I would argue Russian flu Richard Preston made the case 30 years ago that a successful pathogen is one that increases your participation in its vectors without slowing you down. Evolutionarily speaking, a virus that gives you a runny nose and a cough but doesn't make you skip work is a winner. A virus that kills you and all your friends? Yeah, that's a dead end. And yeah. The CDC is now FEMA but worse. All the hand sanitizer. All the clorox wipes. All the bullshit. One of the cook groups was literally giving away four truckloads of hand sanitizer to anyone who would haul it off because of course they were. Imagine what the past 4 years would have been like with an actual pandemic response team in place.First, our best recent comparator is the Spanish flu.

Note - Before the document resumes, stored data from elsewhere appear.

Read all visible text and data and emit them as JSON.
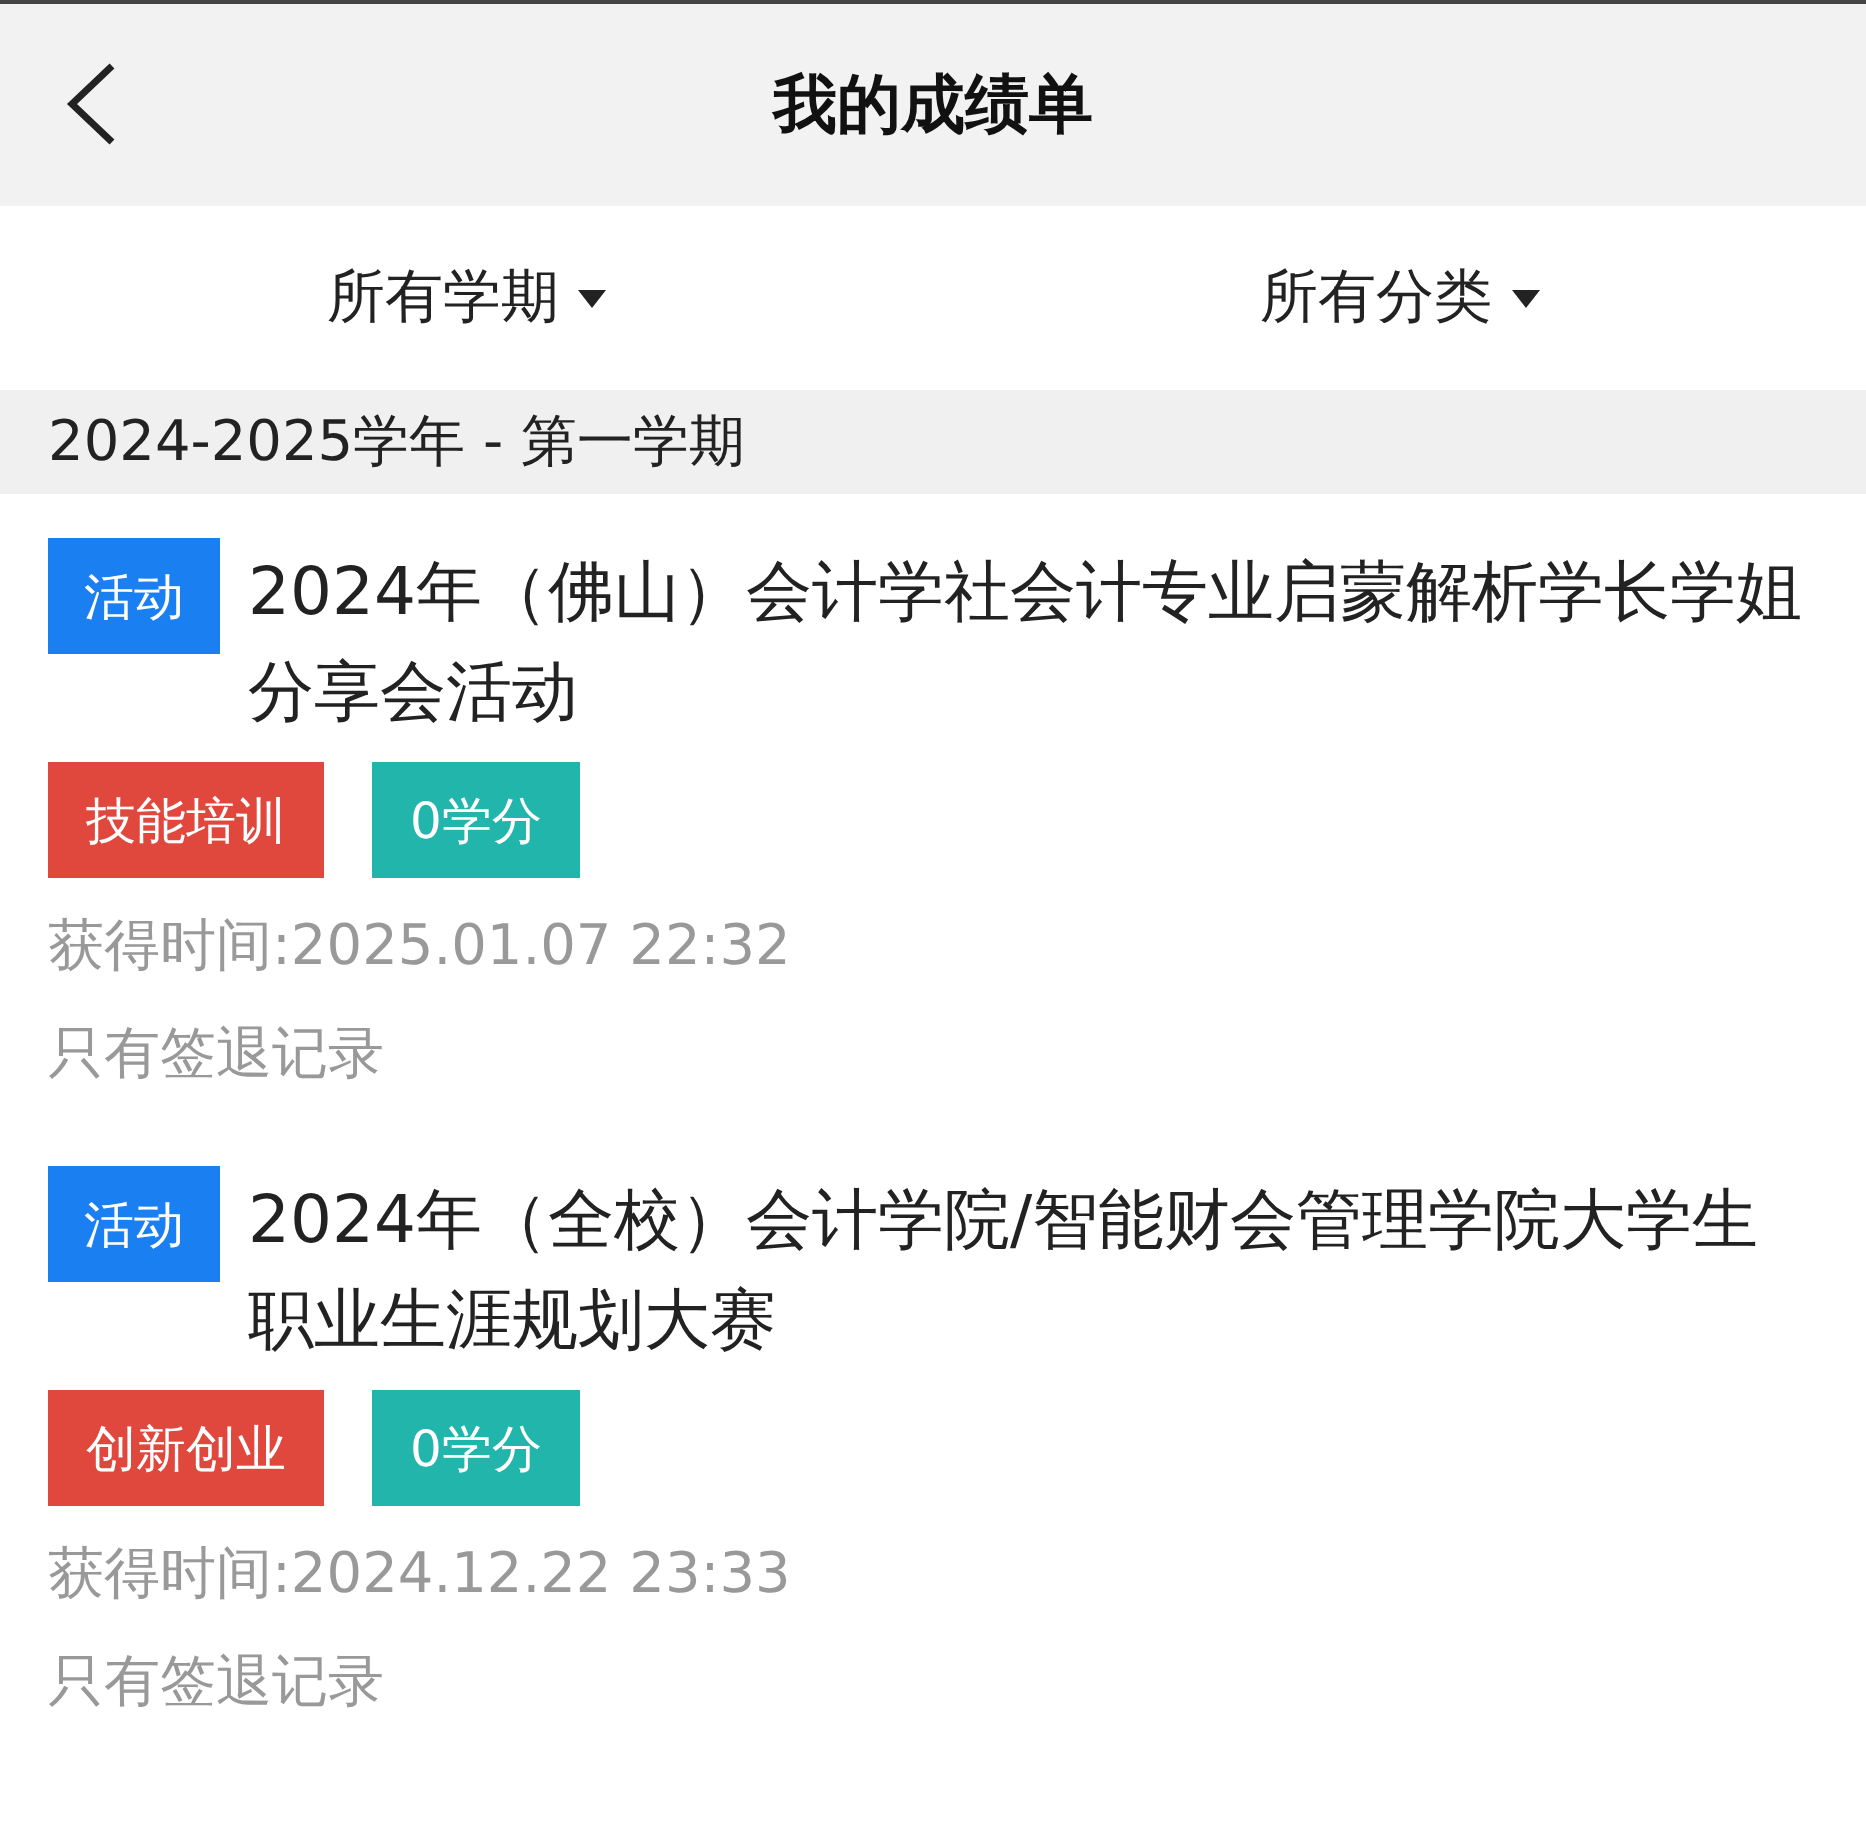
{
  "header": {
    "title": "我的成绩单"
  },
  "filters": [
    {
      "label": "所有学期"
    },
    {
      "label": "所有分类"
    }
  ],
  "section": {
    "title": "2024-2025学年 - 第一学期"
  },
  "records": [
    {
      "type_tag": "活动",
      "title": "2024年（佛山）会计学社会计专业启蒙解析学长学姐分享会活动",
      "tags": [
        {
          "label": "技能培训",
          "color": "#e0473d"
        },
        {
          "label": "0学分",
          "color": "#22b5ac"
        }
      ],
      "time": "获得时间:2025.01.07 22:32",
      "note": "只有签退记录"
    },
    {
      "type_tag": "活动",
      "title": "2024年（全校）会计学院/智能财会管理学院大学生职业生涯规划大赛",
      "tags": [
        {
          "label": "创新创业",
          "color": "#e0473d"
        },
        {
          "label": "0学分",
          "color": "#22b5ac"
        }
      ],
      "time": "获得时间:2024.12.22 23:33",
      "note": "只有签退记录"
    }
  ]
}
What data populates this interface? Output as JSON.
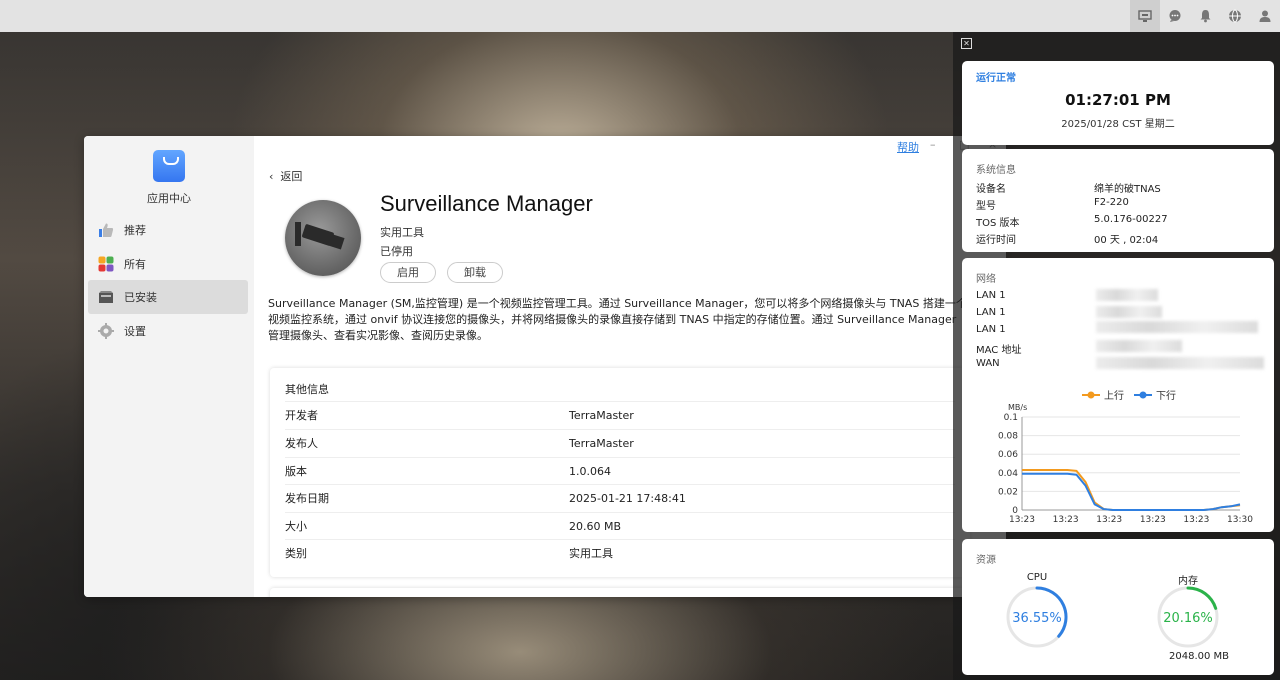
{
  "topbar": {
    "icons": [
      "desktop-widgets-icon",
      "chat-icon",
      "bell-icon",
      "globe-icon",
      "user-icon"
    ]
  },
  "window": {
    "help_label": "帮助",
    "minimize_label": "–",
    "maximize_label": "□",
    "close_label": "×"
  },
  "sidebar": {
    "app_name": "应用中心",
    "items": [
      {
        "label": "推荐",
        "icon": "thumbs-up-icon"
      },
      {
        "label": "所有",
        "icon": "apps-grid-icon"
      },
      {
        "label": "已安装",
        "icon": "installed-drive-icon"
      },
      {
        "label": "设置",
        "icon": "gear-icon"
      }
    ],
    "active_index": 2
  },
  "detail": {
    "back_label": "返回",
    "app_title": "Surveillance Manager",
    "category": "实用工具",
    "status": "已停用",
    "enable_button": "启用",
    "uninstall_button": "卸载",
    "description": "Surveillance Manager (SM,监控管理) 是一个视频监控管理工具。通过 Surveillance Manager，您可以将多个网络摄像头与 TNAS 搭建一个视频监控系统，通过 onvif 协议连接您的摄像头，并将网络摄像头的录像直接存储到 TNAS 中指定的存储位置。通过 Surveillance Manager 管理摄像头、查看实况影像、查阅历史录像。",
    "info_title": "其他信息",
    "info_rows": [
      {
        "key": "开发者",
        "value": "TerraMaster"
      },
      {
        "key": "发布人",
        "value": "TerraMaster"
      },
      {
        "key": "版本",
        "value": "1.0.064"
      },
      {
        "key": "发布日期",
        "value": "2025-01-21 17:48:41"
      },
      {
        "key": "大小",
        "value": "20.60 MB"
      },
      {
        "key": "类别",
        "value": "实用工具"
      }
    ]
  },
  "widgets": {
    "status": {
      "label": "运行正常",
      "time": "01:27:01 PM",
      "date": "2025/01/28 CST 星期二"
    },
    "system": {
      "title": "系统信息",
      "rows": [
        {
          "key": "设备名",
          "value": "绵羊的破TNAS"
        },
        {
          "key": "型号",
          "value": "F2-220"
        },
        {
          "key": "TOS 版本",
          "value": "5.0.176-00227"
        },
        {
          "key": "运行时间",
          "value": "00 天 , 02:04"
        }
      ]
    },
    "network": {
      "title": "网络",
      "rows": [
        {
          "key": "LAN 1"
        },
        {
          "key": "LAN 1"
        },
        {
          "key": "LAN 1"
        },
        {
          "key": "MAC 地址"
        },
        {
          "key": "WAN"
        }
      ]
    },
    "resources": {
      "title": "资源",
      "cpu_label": "CPU",
      "cpu_value": "36.55%",
      "cpu_fraction": 0.3655,
      "mem_label": "内存",
      "mem_value": "20.16%",
      "mem_fraction": 0.2016,
      "mem_total": "2048.00 MB",
      "cpu_color": "#2f7fe0",
      "mem_color": "#2bb34a"
    }
  },
  "chart_data": {
    "type": "line",
    "ylabel": "MB/s",
    "ylim": [
      0,
      0.1
    ],
    "yticks": [
      "0.1",
      "0.08",
      "0.06",
      "0.04",
      "0.02",
      "0"
    ],
    "xticks": [
      "13:23",
      "13:23",
      "13:23",
      "13:23",
      "13:23",
      "13:30"
    ],
    "legend_position": "top",
    "series": [
      {
        "name": "上行",
        "color": "#f39a1e",
        "values": [
          0.043,
          0.043,
          0.043,
          0.043,
          0.043,
          0.043,
          0.042,
          0.03,
          0.008,
          0.001,
          0,
          0,
          0,
          0,
          0,
          0,
          0,
          0,
          0,
          0,
          0,
          0.001,
          0.003,
          0.004,
          0.005
        ]
      },
      {
        "name": "下行",
        "color": "#2f7fe0",
        "values": [
          0.039,
          0.039,
          0.039,
          0.039,
          0.039,
          0.039,
          0.038,
          0.026,
          0.006,
          0.001,
          0,
          0,
          0,
          0,
          0,
          0,
          0,
          0,
          0,
          0,
          0,
          0.001,
          0.003,
          0.004,
          0.006
        ]
      }
    ]
  }
}
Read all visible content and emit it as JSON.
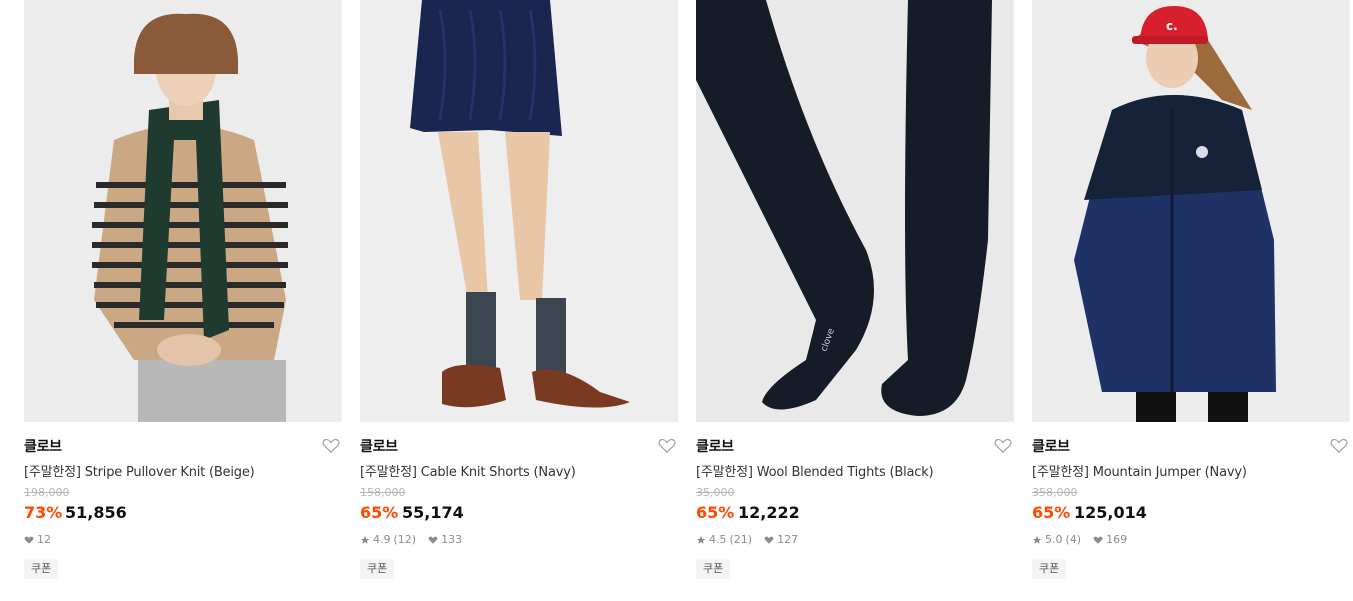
{
  "colors": {
    "discount": "#ff4800",
    "photo_bg": "#ebeaea",
    "muted": "#8c8c8c"
  },
  "products": [
    {
      "brand": "클로브",
      "name": "[주말한정] Stripe Pullover Knit (Beige)",
      "original_price": "198,000",
      "discount": "73%",
      "price": "51,856",
      "likes": "12",
      "coupon": "쿠폰",
      "icons": {
        "like": "heart-icon",
        "wish": "heart-outline-icon"
      }
    },
    {
      "brand": "클로브",
      "name": "[주말한정] Cable Knit Shorts (Navy)",
      "original_price": "158,000",
      "discount": "65%",
      "price": "55,174",
      "rating": "4.9",
      "reviews": "(12)",
      "likes": "133",
      "coupon": "쿠폰",
      "icons": {
        "rating": "star-icon",
        "like": "heart-icon",
        "wish": "heart-outline-icon"
      }
    },
    {
      "brand": "클로브",
      "name": "[주말한정] Wool Blended Tights (Black)",
      "original_price": "35,000",
      "discount": "65%",
      "price": "12,222",
      "rating": "4.5",
      "reviews": "(21)",
      "likes": "127",
      "coupon": "쿠폰",
      "icons": {
        "rating": "star-icon",
        "like": "heart-icon",
        "wish": "heart-outline-icon"
      }
    },
    {
      "brand": "클로브",
      "name": "[주말한정] Mountain Jumper (Navy)",
      "original_price": "358,000",
      "discount": "65%",
      "price": "125,014",
      "rating": "5.0",
      "reviews": "(4)",
      "likes": "169",
      "coupon": "쿠폰",
      "icons": {
        "rating": "star-icon",
        "like": "heart-icon",
        "wish": "heart-outline-icon"
      }
    }
  ]
}
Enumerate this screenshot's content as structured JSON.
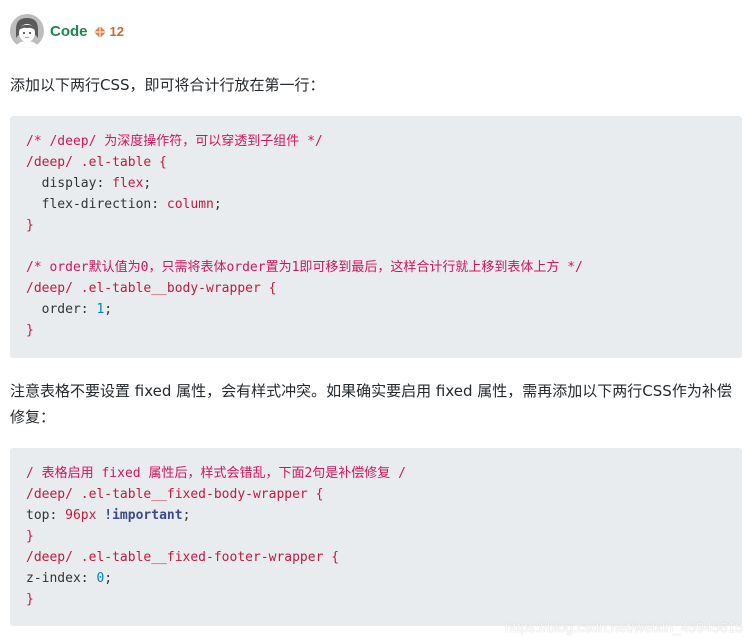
{
  "author": {
    "name": "Code",
    "rank": "12",
    "rank_icon": "rank-diamond-icon"
  },
  "paragraph1": "添加以下两行CSS，即可将合计行放在第一行：",
  "code1": {
    "line1_comment": "/* /deep/ 为深度操作符，可以穿透到子组件 */",
    "line2_selector": "/deep/ .el-table {",
    "line3_prop": "display",
    "line3_val": "flex",
    "line4_prop": "flex-direction",
    "line4_val": "column",
    "line5_close": "}",
    "line7_comment": "/* order默认值为0，只需将表体order置为1即可移到最后，这样合计行就上移到表体上方 */",
    "line8_selector": "/deep/ .el-table__body-wrapper {",
    "line9_prop": "order",
    "line9_val": "1",
    "line10_close": "}"
  },
  "paragraph2": "注意表格不要设置 fixed 属性，会有样式冲突。如果确实要启用 fixed 属性，需再添加以下两行CSS作为补偿修复：",
  "code2": {
    "line1_comment": "/ 表格启用 fixed 属性后，样式会错乱，下面2句是补偿修复 /",
    "line2_selector": "/deep/ .el-table__fixed-body-wrapper {",
    "line3_prop": "top",
    "line3_val": "96px",
    "line3_imp": "!important",
    "line4_close": "}",
    "line5_selector": "/deep/ .el-table__fixed-footer-wrapper {",
    "line6_prop": "z-index",
    "line6_val": "0",
    "line7_close": "}"
  },
  "watermark": "https://blog.csdn.net/weixin_45945615"
}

Totally agree, but I specifically didn’t mention the Russian flu, because it is highly suspected that the Russian flu was actually a Corona virus that may now live on as a cause of the cold. I went Spanish flu because it’s more recent and we know beyond doubt that it was a flu, so it was a good compare/contrast case in my mind. Flu pandemics shaped the initial covid response and lo and behold, we basically wiped out flu in the winter of 2020-2021. Sadly, we weren’t dealing with a droplet but an aerosol transmission, so standing 6 ft apart does fuckall if you’re sharing air. The data were there is February and March, but the CDC had made their choices and there was no trove of data that we’re going to convince them to follow the evidence.